US Takes Cautious Line on Bosnia
Defense Secretary Cheney emphasizes humanitarian aid, downplays possible use of force
NOW that the United States says it is prepared to help out in Balkans relief efforts, the Pentagon is facing a troubling question: What would US forces be getting into?
President Bush said in a television appearance Wednesday that he is not yet ready to order US forces in. "It's right for the United States not to go ramming in as the sole perpetrator of force," he said.
Going in with food supplies and other aid in the midst of ongoing battles would require a second stage UN Security Council resolution authorizing the use of force if necessary, according to US officials.
Secretary of Defense Richard Cheney was careful on Tuesday to describe any US-aided international involvement in the ex-Yugoslav republics as having a narrow humanitarian purpose.
No country in the world community is offering to go in and forcibly separate warring sides, he said.
But once foreign forces start providing food and safety to civilians in Sarajevo, they might find it hard to stop the effort, or even to limit it to one city.
"You've got half a dozen other major cities around Bosnia that have similar problems to Sarajevo. Do you begin to create other protection zones?" said Janusz Bugajski, associate director of East European studies at the Center for Strategic and International Studies.
At this point the US is offering only airpower and logistical help to aid UN efforts.
US ground troops wouldn't be involved, said Pentagon chief Cheney at a breakfast with reporters.
The US is prepared to go in even if the cease fire at the Sarejevo airport doesn't hold and UN peacekeeping troops now holding the site are forced to withdraw.

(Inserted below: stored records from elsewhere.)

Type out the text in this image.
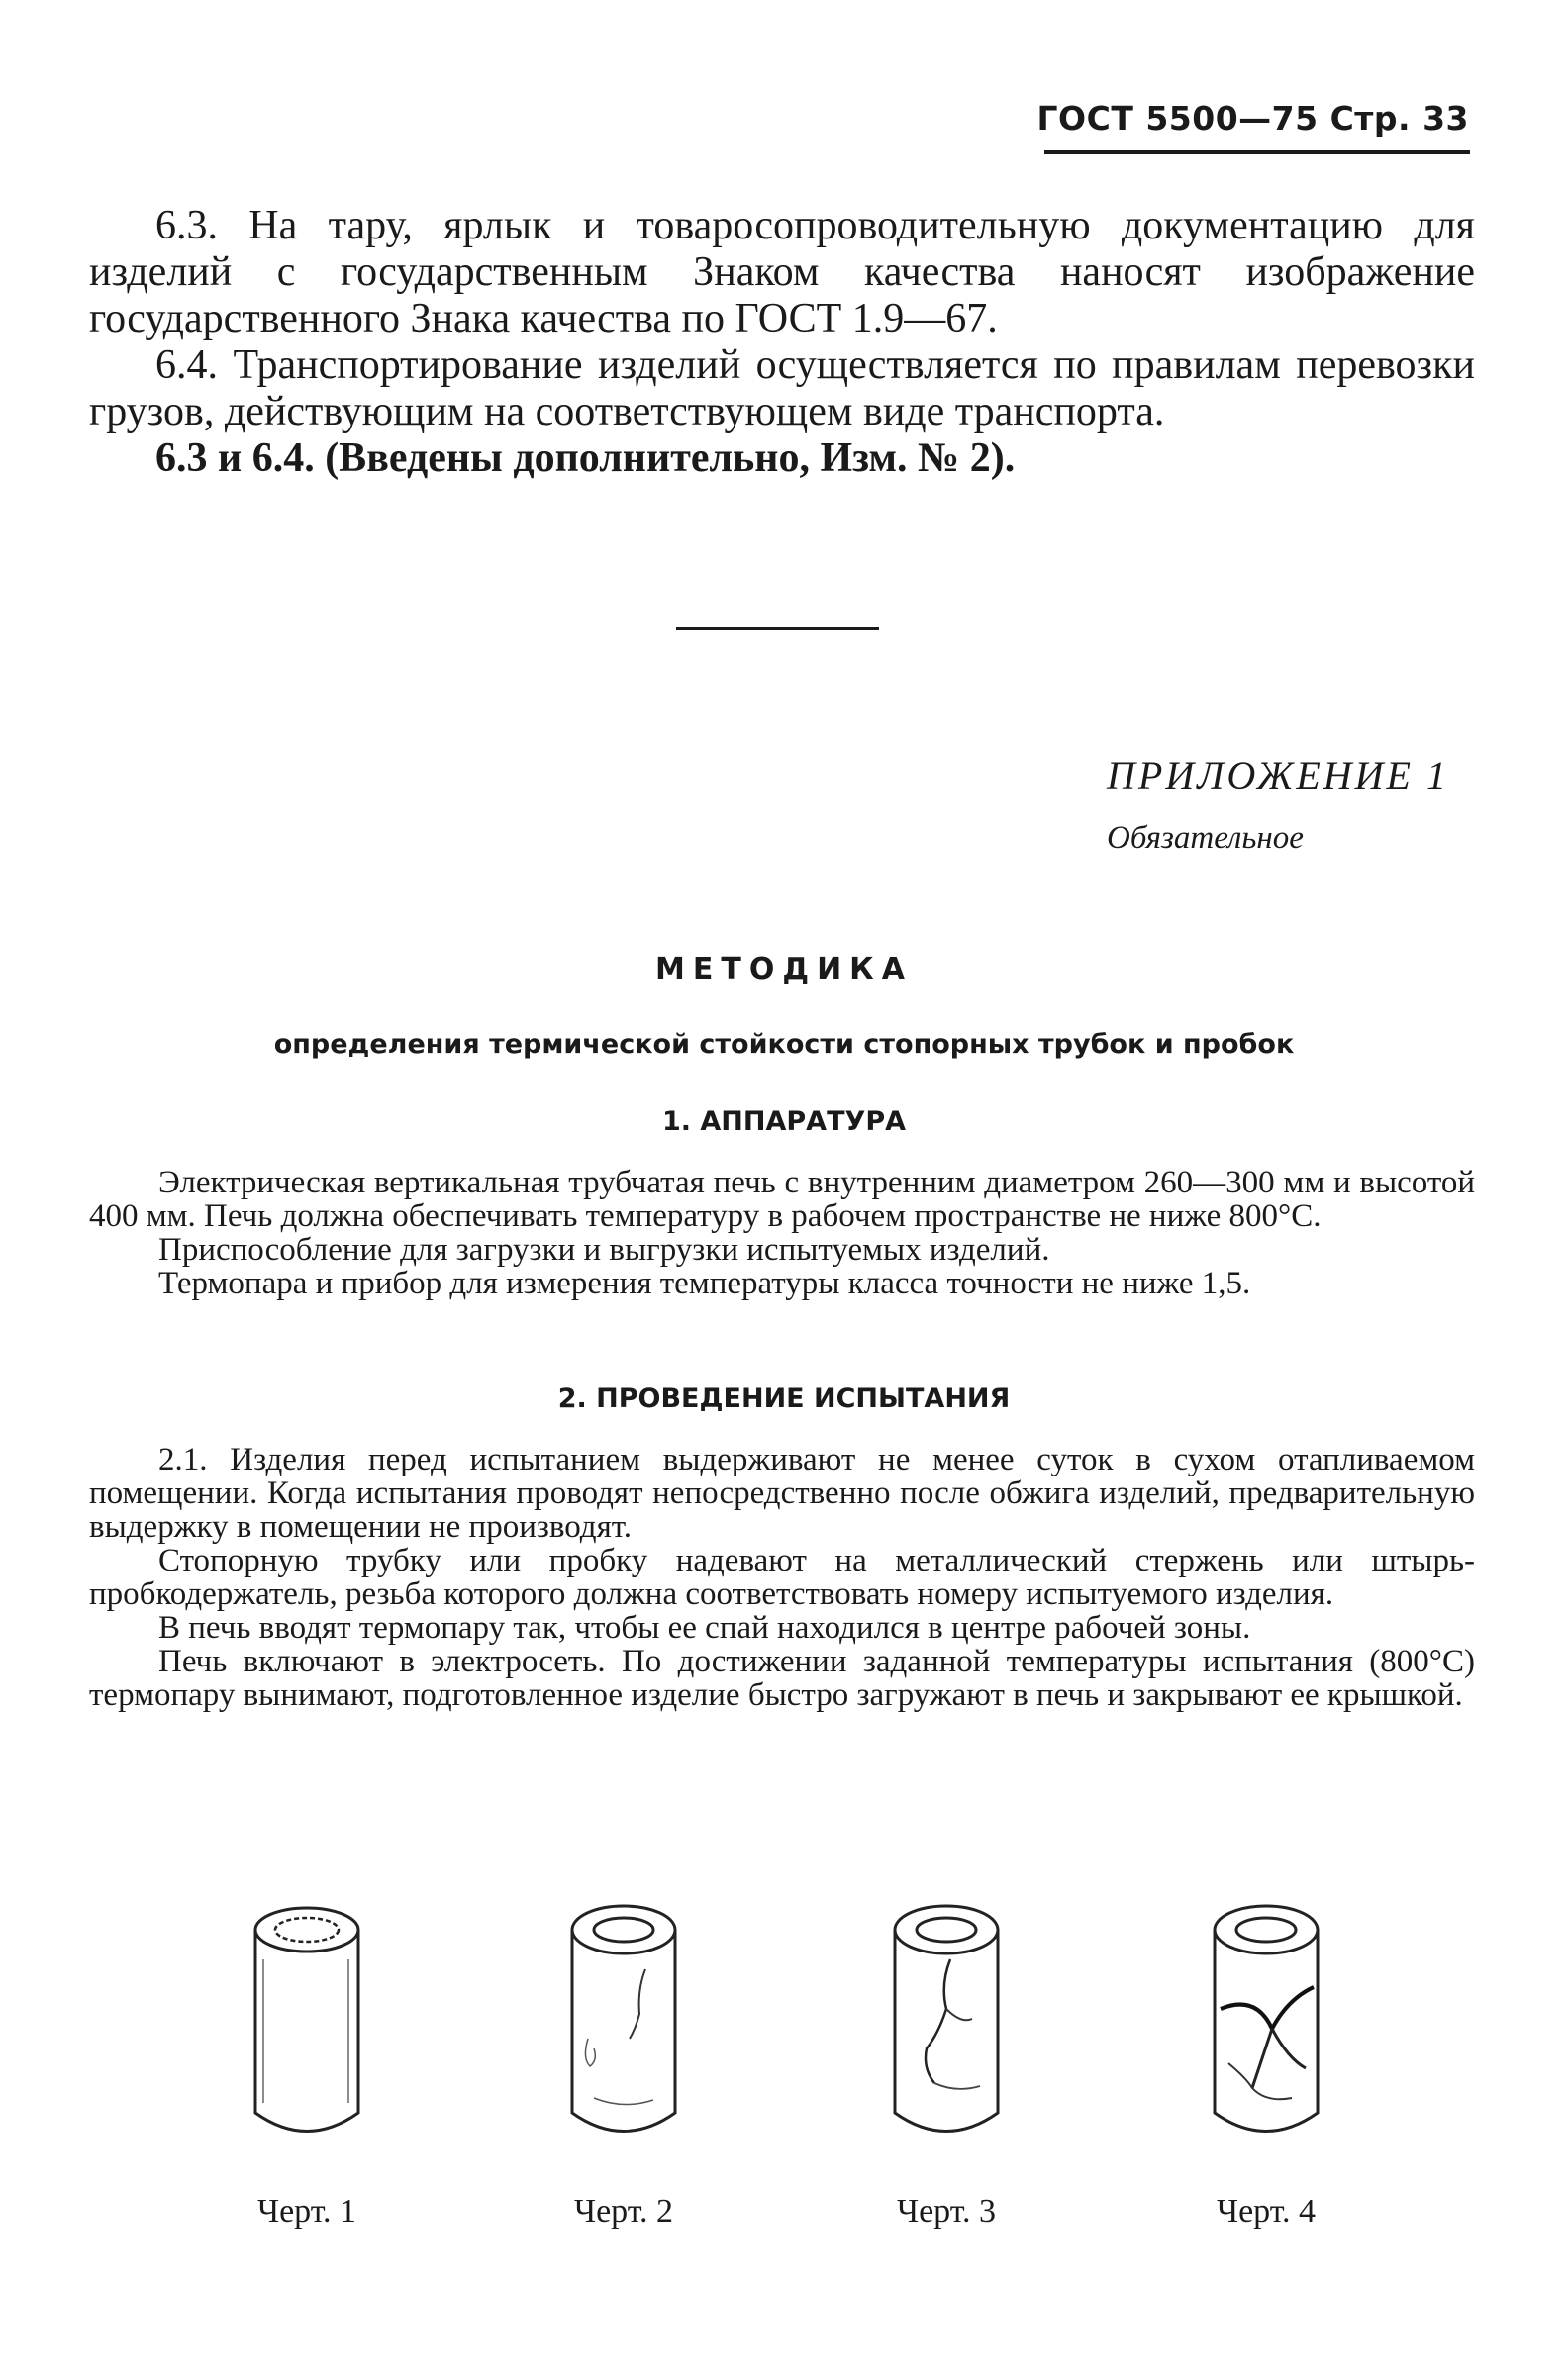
ГОСТ 5500—75 Стр. 33

6.3. На тару, ярлык и товаросопроводительную документацию для изделий с государственным Знаком качества наносят изображение государственного Знака качества по ГОСТ 1.9—67.

6.4. Транспортирование изделий осуществляется по правилам перевозки грузов, действующим на соответствующем виде транспорта.

6.3 и 6.4. (Введены дополнительно, Изм. № 2).

ПРИЛОЖЕНИЕ 1
Обязательное
МЕТОДИКА
определения термической стойкости стопорных трубок и пробок
1. АППАРАТУРА

Электрическая вертикальная трубчатая печь с внутренним диаметром 260—300 мм и высотой 400 мм. Печь должна обеспечивать температуру в рабочем пространстве не ниже 800°С.

Приспособление для загрузки и выгрузки испытуемых изделий.

Термопара и прибор для измерения температуры класса точности не ниже 1,5.

2. ПРОВЕДЕНИЕ ИСПЫТАНИЯ

2.1. Изделия перед испытанием выдерживают не менее суток в сухом отапливаемом помещении. Когда испытания проводят непосредственно после обжига изделий, предварительную выдержку в помещении не производят.

Стопорную трубку или пробку надевают на металлический стержень или штырь-пробкодержатель, резьба которого должна соответствовать номеру испытуемого изделия.

В печь вводят термопару так, чтобы ее спай находился в центре рабочей зоны.

Печь включают в электросеть. По достижении заданной температуры испытания (800°С) термопару вынимают, подготовленное изделие быстро загружают в печь и закрывают ее крышкой.

Черт. 1	Черт. 2	Черт. 3	Черт. 4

"We've been looking at another level of involvement in the event we're not able to get the cease fire," said Secretary Cheney.
Pentagon contingency planning is at this point focusing on delivering aid via UN truck convoys driven in from the seaport of Split, some 150 miles from Sarajevo.

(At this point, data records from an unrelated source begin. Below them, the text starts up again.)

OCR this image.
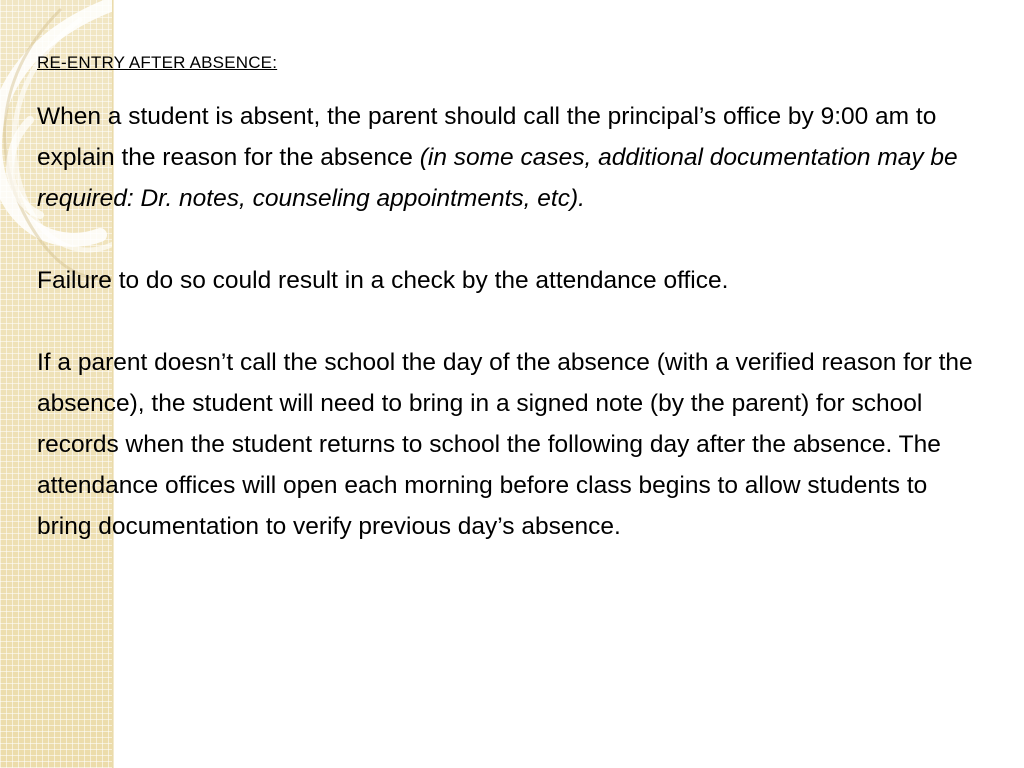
RE-ENTRY AFTER ABSENCE:

When a student is absent, the parent should call the principal’s office by 9:00 am to explain the reason for the absence (in some cases, additional documentation may be required: Dr. notes, counseling appointments, etc).

Failure to do so could result in a check by the attendance office.

If a parent doesn’t call the school the day of the absence (with a verified reason for the absence), the student will need to bring in a signed note (by the parent) for school records when the student returns to school the following day after the absence. The attendance offices will open each morning before class begins to allow students to bring documentation to verify previous day’s absence.
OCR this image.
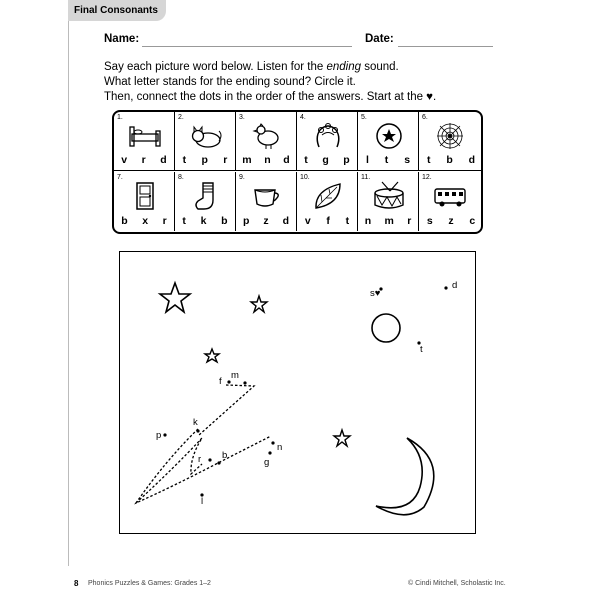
Final Consonants
Name:	Date:
Say each picture word below. Listen for the ending sound.
What letter stands for the ending sound? Circle it.
Then, connect the dots in the order of the answers. Start at the ♥.
1.
v r d
2.
t p r
3.
m n d
4.
t g p
5.
l t s
6.
t b d
7.
b x r
8.
t k b
9.
p z d
10.
v f t
11.
n m r
12.
s z c
s♥
d
t
f
m
k
p
r b
n
g
l
8 Phonics Puzzles & Games: Grades 1–2	© Cindi Mitchell, Scholastic Inc.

The Sarajevo airport would be difficult to use even if Serb gunners pulled their artillery back from surrounding hills.
Besides being in a vulnerable valley, the airport has but one runway, and its loading aprons are small by US military standards.
"The Sarajevo airport is severely limited in how much traffic it can handle," pointed out Cheney. "It's probably more appropriate if you're going to mount an effort to do it overland."
In finally stating publicly that the US is going to get involved in the Yugoslav war in some fashion, the Bush administration has completed a gradual policy turnaround that has been in the works for some months.
When fighting first started in Croatia, US Department of State officials insisted that no American interests were threatened by the fighting. But months of spreading, savage fighting, plus reports of the suffering of civilians and the failure of diplomacy to alleviate the situation, have pushed US policymakers to change course.
Secretary Cheney says he is "appalled by the loss of life" in what used to considered a civilized corner of Europe. Still, he says the situation doesn't merit a Desert Storm-like military coalition, involving substantial US ground power.
The difference, he said, is that in the Gulf one sovereign nation forcibly tried to annex another. But in the Balkans "one of the keys to the situation is that this is an internal civil war," said the Pentagon chief.
In Bosnia, ethnic Serb militias have attacked Muslims in what they call an attempt to ethnically purify the ex-Yugoslav republic. Many in the West, however, blame Serbia itself for aiding the Serb militias and for fomenting the trouble to begin with.
The problem with limiting any international effort to provide humanitarian aid is that it doesn't change the situation which led to the need for aid in the first place, says Dan Nelson, a Georgetown University Russian studies professor.
Serbia's leader, Slobodan Milosevic, the villain of the piece to many in the west, remains in power. Ethnic Serb gunners will still surround Sarajevo, even if they pull back.
"The fundamental dilemmas remain absolutely unresolved," says Professor Nelson.
He says he believes the situation will inevitably suck the UN, and by extension the US, further in before it's over. "We are now being pulled toward intervention in much the same way that we were pulled toward the invasion of Panama and the confrontation with Saddam Hussein," he says.